Elle fait le grand cri des amours surhumains,
Puis se penche et saisit avec pâles mains
La tête qui, merveille ! a l’aspect de sourire.
Un fantôme de vie et de chair semble luire
Sur le hideux objet qui rayonne à présent
Dans un nimbe languissamment phosphorescent.
Un halo clair, semblable à des cheveux d’aurore,
Tremble au sommet et semble au vent flotter encore
Parmi le chant des cors à travers la forêt.
Les noirs orbites ont des éclairs, on dirait
De grands regrets de flamme et noirs. Le trou farouche
Au rire affreux, qui fut, Comte Henry, ta bouche,
Se transfigure rouge aux deux arcs palpitants
De lèvres qu’auréole un duvet de vingt ans,
Et qui pour un baiser se tendent savoureuses...
Et la Comtesse à la façon des amoureuses
{p. 403}
Tient la tête terrible amplement, une main
Derrière et l’autre sur le front, pâle, en chemin
D’aller vers le baiser spectral, l’âme tendue,
Hoquetant, dilatant sa prunelle perdue
Au fond de ce regard vague qu’elle a devant...
Soudain elle recule, et d’un geste rêvant
(O femmes, vous avez ces allures de faire !)

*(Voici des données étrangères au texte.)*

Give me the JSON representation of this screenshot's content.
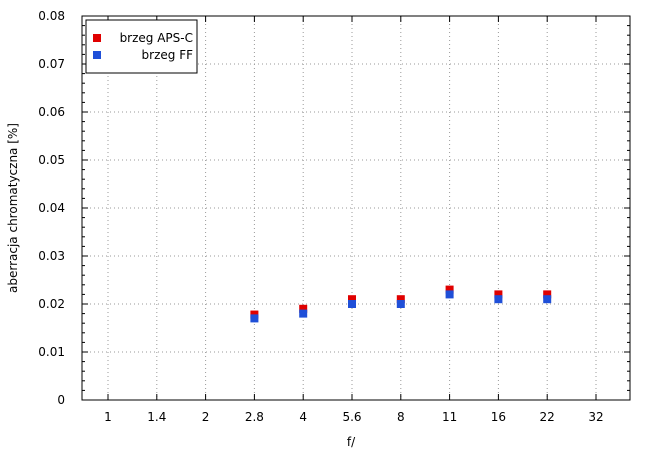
{
  "chart_data": {
    "type": "scatter",
    "title": "",
    "xlabel": "f/",
    "ylabel": "aberracja chromatyczna [%]",
    "categories": [
      "1",
      "1.4",
      "2",
      "2.8",
      "4",
      "5.6",
      "8",
      "11",
      "16",
      "22",
      "32"
    ],
    "ylim": [
      0,
      0.08
    ],
    "yticks": [
      "0",
      "0.01",
      "0.02",
      "0.03",
      "0.04",
      "0.05",
      "0.06",
      "0.07",
      "0.08"
    ],
    "grid": true,
    "legend_position": "top-left",
    "series": [
      {
        "name": "brzeg APS-C",
        "color": "#e00000",
        "points": [
          {
            "x": "2.8",
            "y": 0.0178
          },
          {
            "x": "4",
            "y": 0.019
          },
          {
            "x": "5.6",
            "y": 0.021
          },
          {
            "x": "8",
            "y": 0.021
          },
          {
            "x": "11",
            "y": 0.023
          },
          {
            "x": "16",
            "y": 0.022
          },
          {
            "x": "22",
            "y": 0.022
          }
        ]
      },
      {
        "name": "brzeg FF",
        "color": "#1f4fd8",
        "points": [
          {
            "x": "2.8",
            "y": 0.017
          },
          {
            "x": "4",
            "y": 0.018
          },
          {
            "x": "5.6",
            "y": 0.02
          },
          {
            "x": "8",
            "y": 0.02
          },
          {
            "x": "11",
            "y": 0.022
          },
          {
            "x": "16",
            "y": 0.021
          },
          {
            "x": "22",
            "y": 0.021
          }
        ]
      }
    ]
  }
}
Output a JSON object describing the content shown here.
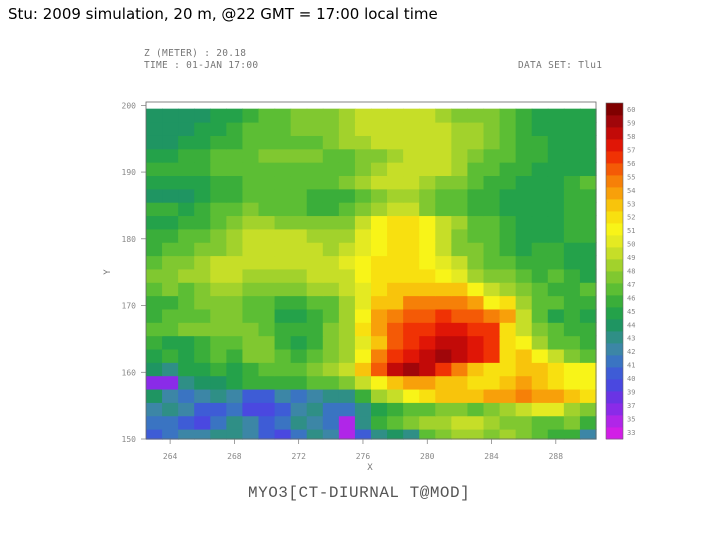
{
  "slide_title": "Stu: 2009 simulation, 20 m, @22 GMT = 17:00 local time",
  "header": {
    "z_line": "Z (METER) : 20.18",
    "time_line": "TIME : 01-JAN 17:00",
    "dataset_line": "DATA SET: Tlu1"
  },
  "footer_label": "MYO3[CT-DIURNAL T@MOD]",
  "chart_data": {
    "type": "heatmap",
    "xlabel": "X",
    "ylabel": "Y",
    "xlim": [
      262.5,
      290.5
    ],
    "ylim": [
      150,
      200.5
    ],
    "x_ticks": [
      264,
      268,
      272,
      276,
      280,
      284,
      288
    ],
    "x_tick_labels": [
      "264",
      "268",
      "272",
      "276",
      "280",
      "284",
      "288"
    ],
    "y_ticks": [
      150,
      160,
      170,
      180,
      190,
      200
    ],
    "y_tick_labels": [
      "150",
      "160",
      "170",
      "180",
      "190",
      "200"
    ],
    "colorbar_levels": [
      33,
      34,
      35,
      36,
      37,
      38,
      39,
      40,
      41,
      42,
      43,
      44,
      45,
      46,
      47,
      48,
      49,
      50,
      51,
      52,
      53,
      54,
      55,
      56,
      57,
      58,
      59,
      60
    ],
    "colorbar_labels": [
      "33",
      "35",
      "37",
      "39",
      "40",
      "41",
      "42",
      "43",
      "44",
      "45",
      "46",
      "47",
      "48",
      "49",
      "50",
      "51",
      "52",
      "53",
      "54",
      "55",
      "56",
      "57",
      "58",
      "59",
      "60"
    ],
    "colors": [
      "#d21ee6",
      "#b026e8",
      "#8a2be8",
      "#6a34e4",
      "#4a48e0",
      "#3e5cd6",
      "#3a74c2",
      "#3c86a6",
      "#2f8f86",
      "#1f9562",
      "#24a24a",
      "#3aae3a",
      "#5cbe34",
      "#80c830",
      "#a2d22c",
      "#c6de28",
      "#e4ea22",
      "#f8f418",
      "#f8e010",
      "#f8c40c",
      "#f8a00a",
      "#f68008",
      "#f45a06",
      "#f03204",
      "#e01606",
      "#c20a08",
      "#a0060a",
      "#800000"
    ],
    "z_grid_cols": 28,
    "z_grid_rows": 25,
    "z_grid_x_start": 263,
    "z_grid_x_step": 1,
    "z_grid_y_start": 150.5,
    "z_grid_y_step": 2,
    "z_grid": [
      [
        38,
        39,
        40,
        40,
        41,
        41,
        40,
        38,
        37,
        39,
        41,
        40,
        34,
        38,
        41,
        42,
        41,
        45,
        46,
        47,
        47,
        46,
        47,
        46,
        45,
        44,
        44,
        40
      ],
      [
        39,
        39,
        38,
        37,
        39,
        41,
        40,
        38,
        39,
        41,
        40,
        39,
        34,
        41,
        44,
        45,
        46,
        47,
        47,
        48,
        48,
        47,
        46,
        46,
        45,
        45,
        46,
        44
      ],
      [
        40,
        41,
        40,
        38,
        38,
        39,
        37,
        37,
        38,
        40,
        41,
        39,
        39,
        41,
        43,
        44,
        45,
        45,
        46,
        46,
        45,
        46,
        47,
        48,
        49,
        49,
        47,
        46
      ],
      [
        42,
        40,
        39,
        40,
        41,
        40,
        38,
        38,
        40,
        39,
        40,
        41,
        41,
        44,
        47,
        48,
        50,
        51,
        52,
        52,
        52,
        53,
        53,
        54,
        53,
        53,
        52,
        51
      ],
      [
        35,
        35,
        41,
        42,
        42,
        43,
        44,
        44,
        44,
        44,
        45,
        45,
        46,
        48,
        50,
        52,
        53,
        53,
        52,
        52,
        51,
        51,
        52,
        53,
        52,
        51,
        50,
        50
      ],
      [
        42,
        41,
        43,
        43,
        44,
        43,
        44,
        45,
        45,
        45,
        46,
        47,
        48,
        52,
        55,
        58,
        59,
        58,
        56,
        54,
        52,
        51,
        51,
        52,
        52,
        51,
        50,
        50
      ],
      [
        43,
        44,
        43,
        44,
        45,
        44,
        46,
        46,
        45,
        44,
        45,
        46,
        47,
        50,
        54,
        56,
        57,
        58,
        59,
        58,
        57,
        56,
        51,
        52,
        50,
        48,
        46,
        45
      ],
      [
        44,
        43,
        43,
        44,
        45,
        45,
        46,
        46,
        44,
        43,
        44,
        46,
        47,
        49,
        52,
        55,
        56,
        57,
        58,
        58,
        57,
        56,
        51,
        50,
        47,
        45,
        45,
        44
      ],
      [
        45,
        45,
        46,
        46,
        46,
        46,
        46,
        45,
        44,
        44,
        44,
        46,
        47,
        51,
        53,
        55,
        56,
        56,
        57,
        57,
        56,
        56,
        51,
        48,
        46,
        45,
        44,
        44
      ],
      [
        44,
        45,
        45,
        45,
        46,
        46,
        45,
        45,
        43,
        43,
        44,
        45,
        47,
        50,
        53,
        54,
        55,
        55,
        56,
        55,
        55,
        54,
        53,
        48,
        45,
        43,
        44,
        43
      ],
      [
        44,
        44,
        45,
        46,
        46,
        46,
        45,
        45,
        44,
        44,
        45,
        45,
        47,
        49,
        52,
        52,
        54,
        54,
        54,
        54,
        53,
        50,
        51,
        47,
        45,
        45,
        44,
        44
      ],
      [
        45,
        46,
        45,
        46,
        47,
        47,
        46,
        46,
        46,
        46,
        47,
        47,
        48,
        49,
        51,
        52,
        52,
        52,
        52,
        52,
        50,
        48,
        47,
        46,
        45,
        44,
        44,
        45
      ],
      [
        46,
        46,
        47,
        47,
        48,
        48,
        47,
        47,
        47,
        47,
        48,
        48,
        48,
        50,
        51,
        51,
        51,
        51,
        50,
        49,
        47,
        46,
        46,
        45,
        44,
        45,
        44,
        43
      ],
      [
        45,
        46,
        46,
        47,
        48,
        48,
        48,
        48,
        48,
        48,
        48,
        48,
        49,
        50,
        51,
        51,
        51,
        50,
        49,
        48,
        46,
        45,
        45,
        44,
        44,
        44,
        43,
        43
      ],
      [
        44,
        45,
        45,
        46,
        46,
        47,
        48,
        48,
        48,
        48,
        48,
        47,
        48,
        49,
        50,
        51,
        51,
        50,
        48,
        46,
        46,
        45,
        44,
        43,
        44,
        44,
        43,
        43
      ],
      [
        44,
        44,
        45,
        45,
        46,
        47,
        48,
        48,
        48,
        48,
        47,
        47,
        47,
        49,
        50,
        51,
        51,
        50,
        48,
        46,
        45,
        45,
        44,
        43,
        43,
        43,
        44,
        44
      ],
      [
        43,
        43,
        44,
        44,
        45,
        46,
        47,
        47,
        46,
        46,
        46,
        46,
        46,
        48,
        50,
        51,
        51,
        50,
        48,
        47,
        45,
        45,
        44,
        43,
        43,
        43,
        44,
        44
      ],
      [
        44,
        44,
        43,
        44,
        45,
        45,
        46,
        45,
        45,
        45,
        44,
        44,
        45,
        46,
        47,
        48,
        48,
        46,
        45,
        45,
        44,
        44,
        43,
        43,
        43,
        43,
        44,
        44
      ],
      [
        42,
        42,
        42,
        43,
        44,
        44,
        45,
        45,
        45,
        45,
        44,
        44,
        44,
        45,
        46,
        47,
        47,
        46,
        45,
        45,
        44,
        44,
        43,
        43,
        43,
        43,
        44,
        44
      ],
      [
        43,
        43,
        43,
        43,
        44,
        44,
        45,
        45,
        45,
        45,
        45,
        45,
        46,
        47,
        48,
        48,
        48,
        47,
        46,
        46,
        45,
        44,
        44,
        43,
        43,
        43,
        44,
        45
      ],
      [
        44,
        44,
        44,
        44,
        45,
        45,
        45,
        45,
        45,
        45,
        45,
        45,
        45,
        46,
        47,
        48,
        48,
        48,
        48,
        47,
        45,
        45,
        44,
        44,
        43,
        43,
        43,
        43
      ],
      [
        43,
        43,
        44,
        44,
        45,
        45,
        45,
        46,
        46,
        46,
        46,
        45,
        45,
        46,
        46,
        47,
        48,
        48,
        48,
        47,
        46,
        45,
        45,
        44,
        44,
        43,
        43,
        43
      ],
      [
        42,
        42,
        43,
        43,
        44,
        44,
        45,
        45,
        45,
        45,
        45,
        46,
        47,
        47,
        48,
        48,
        48,
        48,
        48,
        47,
        47,
        46,
        45,
        44,
        44,
        43,
        43,
        43
      ],
      [
        42,
        42,
        42,
        43,
        43,
        44,
        45,
        45,
        45,
        46,
        46,
        46,
        47,
        48,
        48,
        48,
        48,
        48,
        48,
        47,
        47,
        46,
        45,
        44,
        43,
        43,
        43,
        43
      ],
      [
        42,
        42,
        42,
        42,
        43,
        43,
        44,
        45,
        45,
        46,
        46,
        46,
        47,
        48,
        48,
        48,
        48,
        48,
        47,
        46,
        46,
        46,
        45,
        44,
        43,
        43,
        43,
        43
      ]
    ]
  }
}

Elle laisse tomber la tête qui profère
Une plainte, et, roulant, sonnant creux et longtemps :
— « Mon Dieu, mon Dieu, pitié ! Mes péchés pénitents
« Lèvent leurs pauvres bras vers ta bénévolence,
« O ne les souffre pas criant en vain ! O lance
« L’éclair de ton pardon qui tuera ce corps vil !
« Vois que mon âme est faible en ce dolent exil !

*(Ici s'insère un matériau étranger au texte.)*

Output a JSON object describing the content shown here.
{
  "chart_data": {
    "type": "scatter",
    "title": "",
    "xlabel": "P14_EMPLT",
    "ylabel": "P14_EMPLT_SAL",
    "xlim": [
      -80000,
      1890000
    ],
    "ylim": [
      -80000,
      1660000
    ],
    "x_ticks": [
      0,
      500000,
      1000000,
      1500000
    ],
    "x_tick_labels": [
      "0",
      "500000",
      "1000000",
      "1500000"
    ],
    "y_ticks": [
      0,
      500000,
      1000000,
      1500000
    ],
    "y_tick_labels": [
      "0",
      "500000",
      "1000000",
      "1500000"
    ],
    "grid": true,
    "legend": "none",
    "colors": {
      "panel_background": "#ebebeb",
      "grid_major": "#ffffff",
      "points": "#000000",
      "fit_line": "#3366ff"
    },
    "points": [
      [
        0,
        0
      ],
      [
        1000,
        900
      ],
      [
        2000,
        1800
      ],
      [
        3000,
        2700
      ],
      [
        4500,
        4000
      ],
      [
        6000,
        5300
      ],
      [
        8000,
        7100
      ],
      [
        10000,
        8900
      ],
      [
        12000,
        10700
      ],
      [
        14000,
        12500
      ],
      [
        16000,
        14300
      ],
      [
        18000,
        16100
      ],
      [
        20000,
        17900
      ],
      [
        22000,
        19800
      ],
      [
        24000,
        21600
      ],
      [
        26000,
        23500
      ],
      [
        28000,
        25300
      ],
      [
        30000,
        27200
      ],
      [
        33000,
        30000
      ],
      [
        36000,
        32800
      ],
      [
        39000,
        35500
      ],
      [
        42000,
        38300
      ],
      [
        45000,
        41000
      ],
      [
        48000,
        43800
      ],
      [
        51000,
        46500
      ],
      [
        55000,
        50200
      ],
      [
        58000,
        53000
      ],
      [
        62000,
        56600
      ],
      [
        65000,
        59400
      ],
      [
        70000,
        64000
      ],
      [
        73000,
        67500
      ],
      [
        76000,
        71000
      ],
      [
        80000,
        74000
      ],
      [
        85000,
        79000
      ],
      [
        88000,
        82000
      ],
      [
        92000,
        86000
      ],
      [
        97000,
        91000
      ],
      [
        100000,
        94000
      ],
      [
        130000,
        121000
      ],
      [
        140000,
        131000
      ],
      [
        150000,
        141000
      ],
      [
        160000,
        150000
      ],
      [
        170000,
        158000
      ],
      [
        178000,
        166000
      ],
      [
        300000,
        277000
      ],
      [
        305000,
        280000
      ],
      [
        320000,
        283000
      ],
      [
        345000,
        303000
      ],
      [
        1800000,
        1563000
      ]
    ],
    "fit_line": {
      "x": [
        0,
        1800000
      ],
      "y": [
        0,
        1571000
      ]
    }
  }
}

« Et ne la laisse pas au Mauvais qui la guette !
« O que je meure ! »
Avec le bruit d’un corps qu’on jette,
La Comtesse à l’instant tombe morte, et voici :
Son âme en blanc linceul, par l’espace éclairci
D’une douce clarté d’or blond qui flue et vibre
Monte au plafond ouvert désormais à l’air libre
Et d’une ascencion lente va vers les cieux.
*
* *
La tête est là, et dardant en l’air ses sombres yeux
Et sautèle dans des attitudes étranges :
Telles dans les Assomptions des têtes d’anges,
Et la bouche vomit un gémissement long,
Et des orbites vont coulant de pleurs de plomb.
{p. 404}

L’IMPÉNITENCE FINALE §

À Catulle Mendès.
La petite marquise Osine est toute belle,
Elle pourrait aller grossir la ribambelle
Des folles de Watteau sous leur chapeau de fleurs
Et de soleil, mais comme on dit, elle aime ailleurs.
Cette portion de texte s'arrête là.